Du moins, jusqu'à mes treize ans. Je me souviens de cette nuit sombre et sans lune, où je gisais au sein de mon lit, enfouie dans un sommeil agité. Réveillée dans un sursaut, paralysée, comme prisonnière de mon rêve, je voyais les ombres se mouvoir autour de moi, danser une pièce funeste . C'est alors qu'un éclat vint déchirer les ténèbres. Une flamme douce et froide se situait au creux de ma main, et bien que la faible lueur tremblait entre mes doigts, elle me parut un instant comme un phare au cœur de la nuit.
La panique quitta un instant mon cœur, puis revint davantage au galop. Je venais de mettre le feu à mes draps.
L'anecdote aujourd'hui encore m'arrache un sourire aux lèvres. Pas d'immolation ni de brasier pour la grande Cassandre, juste une petite fille esseulée dans le noir qui désirait un brin de soleil.
Et une fois que l'été est venu à vous...
J'ai passé par la suite ce qui me restait de vie plongée dans les arcanes, complètement obnubilée par la magie qui s'était ouverte à moi. Je n'eus guère de mal à rentrer à l'académie, encore moins à réussir mes études que je terminai à l'âge de vingt-trois ans. Mon zèle payait et le succès retentissait. Petit à petit je grimpais les échelons et ce fut lors de ma trente-troisième année que j'acquis ma profession actuelle.
Cassandre, la professeur de transmutation de l'académie de Magie et du Savoir. Il faut reconnaitre que le titre possède un joli cachet.

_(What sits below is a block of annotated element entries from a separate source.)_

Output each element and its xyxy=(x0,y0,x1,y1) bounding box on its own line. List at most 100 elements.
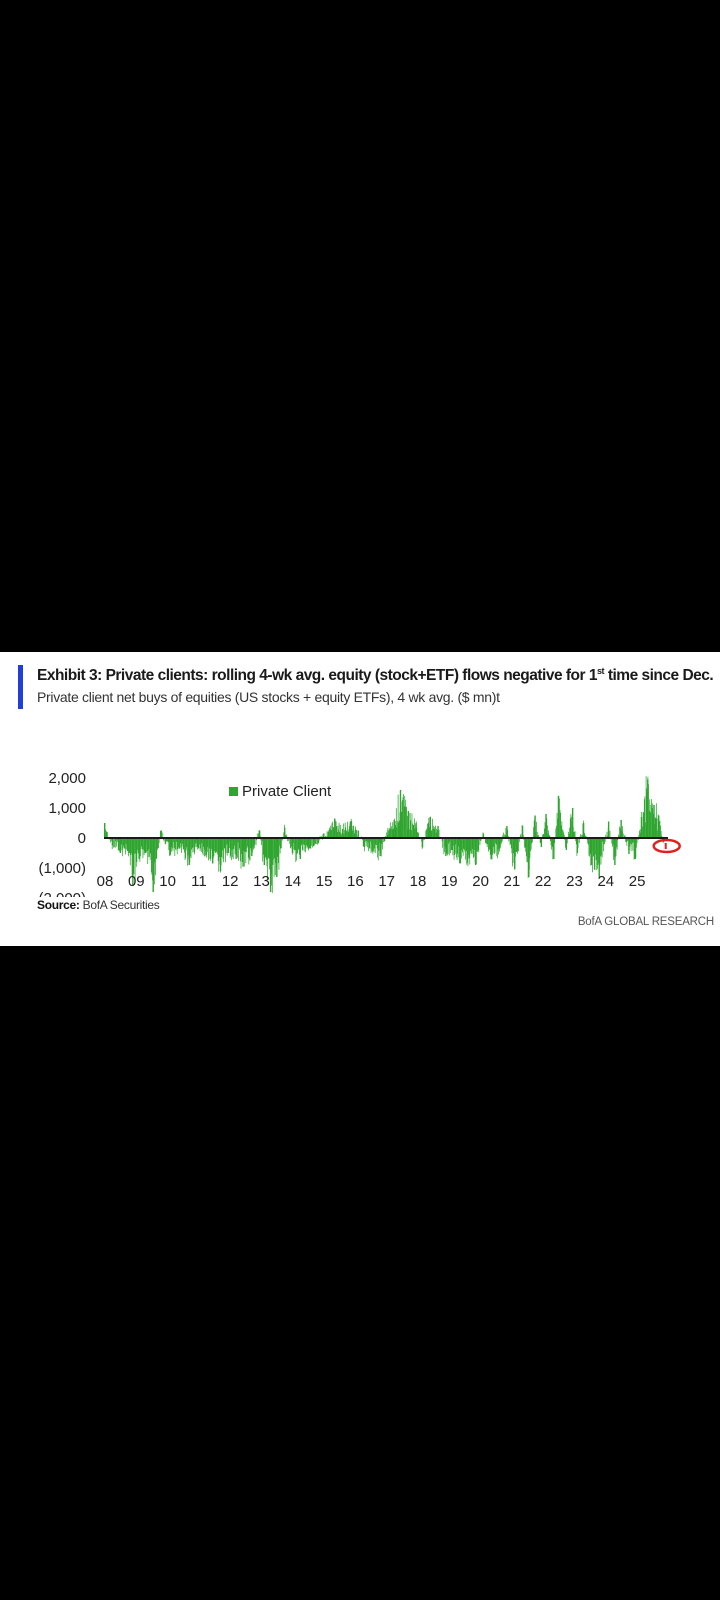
flow-bar xyxy=(600,838,602,865)
flow-bar xyxy=(621,831,623,838)
flow-bar xyxy=(442,838,444,848)
flow-bar xyxy=(312,838,314,847)
flow-bar xyxy=(366,838,368,842)
flow-bar xyxy=(547,833,549,838)
flow-bar xyxy=(454,838,456,854)
flow-bar xyxy=(515,838,516,857)
flow-bar xyxy=(323,833,325,838)
flow-bar xyxy=(239,838,241,851)
flow-bar xyxy=(123,838,125,846)
flow-bar xyxy=(126,838,128,851)
flow-bar xyxy=(426,828,428,838)
flow-bar xyxy=(631,838,633,845)
exhibit-subtitle: Private client net buys of equities (US … xyxy=(37,689,500,705)
flow-bar xyxy=(603,838,605,845)
flow-bar xyxy=(365,838,366,842)
x-tick-label: 08 xyxy=(97,873,114,890)
flow-bar xyxy=(472,838,474,854)
flow-bar xyxy=(274,838,276,876)
flow-bar xyxy=(592,838,594,858)
flow-bar xyxy=(513,838,515,854)
flow-bar xyxy=(300,838,302,845)
flow-bar xyxy=(194,838,196,855)
flow-bar xyxy=(303,838,305,845)
flow-bar xyxy=(466,838,468,865)
flow-bar xyxy=(202,838,204,856)
flow-bar xyxy=(291,838,294,853)
flow-bar xyxy=(128,838,130,854)
flow-bar xyxy=(331,823,333,838)
flow-bar xyxy=(599,838,601,857)
flow-bar xyxy=(255,838,257,846)
flow-bar xyxy=(492,838,493,855)
flow-bar xyxy=(289,838,291,844)
flow-bar xyxy=(354,833,356,838)
flow-bar xyxy=(345,827,347,838)
flow-bar xyxy=(533,827,534,838)
flow-bar xyxy=(167,838,169,842)
flow-bar xyxy=(314,838,316,844)
flow-bar xyxy=(556,812,558,838)
flow-bar xyxy=(429,827,430,838)
flow-bar xyxy=(138,838,140,859)
flow-bar xyxy=(453,838,454,846)
flow-bar xyxy=(448,838,450,856)
flow-bar xyxy=(463,838,465,849)
flow-bar xyxy=(355,826,356,838)
flow-bar xyxy=(569,827,571,838)
flow-bar xyxy=(475,838,477,865)
flow-bar xyxy=(261,838,263,841)
flow-bar xyxy=(544,822,546,838)
x-tick-label: 19 xyxy=(441,873,458,890)
flow-bar xyxy=(214,838,216,853)
flow-bar xyxy=(117,838,118,843)
flow-bar xyxy=(543,833,545,838)
flow-bar xyxy=(263,838,266,865)
flow-bar xyxy=(336,831,338,838)
flow-bar xyxy=(445,838,447,856)
flow-bar xyxy=(594,838,596,871)
flow-bar xyxy=(391,826,392,838)
flow-bar xyxy=(271,838,273,886)
x-tick-label: 25 xyxy=(629,873,646,890)
flow-bar xyxy=(129,838,131,854)
flow-bar xyxy=(167,838,168,842)
flow-bar xyxy=(330,830,332,838)
flow-bar xyxy=(609,830,611,838)
flow-bar xyxy=(459,838,461,864)
flow-bar xyxy=(122,838,123,857)
flow-bar xyxy=(294,838,296,850)
flow-bar xyxy=(208,838,210,859)
flow-bar xyxy=(526,838,528,863)
flow-bar xyxy=(395,824,397,838)
flow-bar xyxy=(217,838,218,855)
flow-bar xyxy=(156,838,158,850)
flow-bar xyxy=(397,794,399,838)
x-tick-label: 24 xyxy=(597,873,614,890)
flow-bar xyxy=(113,838,114,848)
flow-bar xyxy=(414,828,416,838)
flow-bar xyxy=(644,796,646,838)
flow-bar xyxy=(436,829,438,838)
flow-bar xyxy=(303,838,304,845)
flow-bar xyxy=(563,832,565,838)
y-tick-label: 0 xyxy=(78,830,86,847)
flow-bar xyxy=(530,838,532,850)
flow-bar xyxy=(471,838,473,849)
flow-bar xyxy=(651,807,653,838)
x-tick-label: 11 xyxy=(191,873,207,890)
flow-bar xyxy=(211,838,214,864)
flow-bar xyxy=(373,838,375,853)
flow-bar xyxy=(249,838,251,861)
flow-bar xyxy=(490,838,492,859)
flow-bar xyxy=(367,838,368,848)
flow-bar xyxy=(519,835,521,838)
flow-bar xyxy=(194,838,196,847)
flow-bar xyxy=(474,838,477,865)
flow-bar xyxy=(156,838,158,860)
flow-bar xyxy=(266,838,268,867)
flow-bar xyxy=(306,838,308,847)
flow-bar xyxy=(647,779,649,838)
flow-bar xyxy=(495,838,496,844)
flow-bar xyxy=(176,838,178,855)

Pourtant un creux demeure en ma poitrine et je ne peux m'empêcher de désirer plus. Pourrai-je un jour siéger au Conseil ou bien encore devenir l'Archimage? Ces mots attisent en moi une flamme que je ne parviens à étouffer. On pourrait croire le rêve d'un fou mais pas pour moi, la fille impériale de Faërie, qui aurait pu être tant et qui a refusé tant de privilèges de son sang.
J'aurai pu être tout d'une femme accomplie, si l'on excepte mon travail. Car je ne suis certainement pas une amante. Même si je me rappelle avoir déjà connu la chaleur d'un homme, comme dans ce bal masqué au palais impérial, lors de mes quinze ans. Un noble de Lagrance, à qui je fis don de toute ma flamme, de toute ma fièvre. Et que j’éconduis sans vis à vis, comme un vulgaire déchet, après que le bougre ait juste souhaité découvrir la fille sous le masque.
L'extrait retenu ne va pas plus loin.